Headlines: January 21st, 2013

A new health and work assessment and advisory service is to be set up to provide advice to employees, employers and GPs in order to help people back to work after sickness absence and prevent them falling out of employment.

Research shows that the longer people are off sick, the less likely they are to make a successful return to work; after six months’ absence from work, there is only a 50 per cent chance of someone making a successful return. Evidence also suggests that occupational health services are the most effective means of helping people with health problems back to work, yet only a minority of small firms provide access to these. The new service will therefore fill a gap in the market by providing free, independent, objective assessment and advice to help people make quicker and lasting returns to work.

One million employees each year experience one or more spells of long-term absence over 4 weeks. Employers pay £9 billion a year on sick pay and associated costs e.g. administrative and recruitment costs. The state spends £13 billion annually on health-related benefits such as Employment and Support Allowance, Incapacity Benefit, Income Support, and Severe Disability Allowance.
The scheme will save employers up to £160 million a year in statutory sick pay and increase economic output by up to £900 million a year.

Currently, only 10 per cent of employees of small firms have access to an occupational health service, compared with more than half of staff in larger firms.

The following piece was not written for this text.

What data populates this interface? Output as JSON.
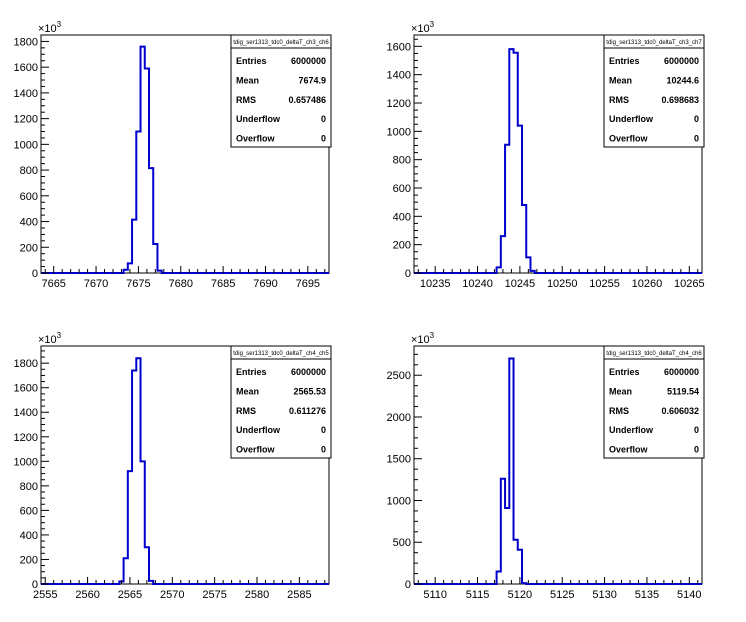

The new service will enable employers of all sizes to access expert advice to help them manage sickness absence in the workplace.

The new service is part of a series of measures announced by the Government to help employers support their staff and prevent employees needlessly going onto sickness benefits, and it is part of the Government’s response to the recommendations of health and business experts Dame Carol Black and David Frost.

Dame Carol Black said: “I very much welcome the Government’s decision to press ahead with the new independent assessment and advisory service which David and I recommended in our Review.
“A new independent assessment and advice service will address the sicknote culture and offer people the best possible support to get back to work quickly.

“What David and I found in our Review is that far too many people with potentially manageable conditions – like stress or back pain – are effectively being signed off work for life, sliding from a short spell of sickness absence to a life of long-term benefit dependency.”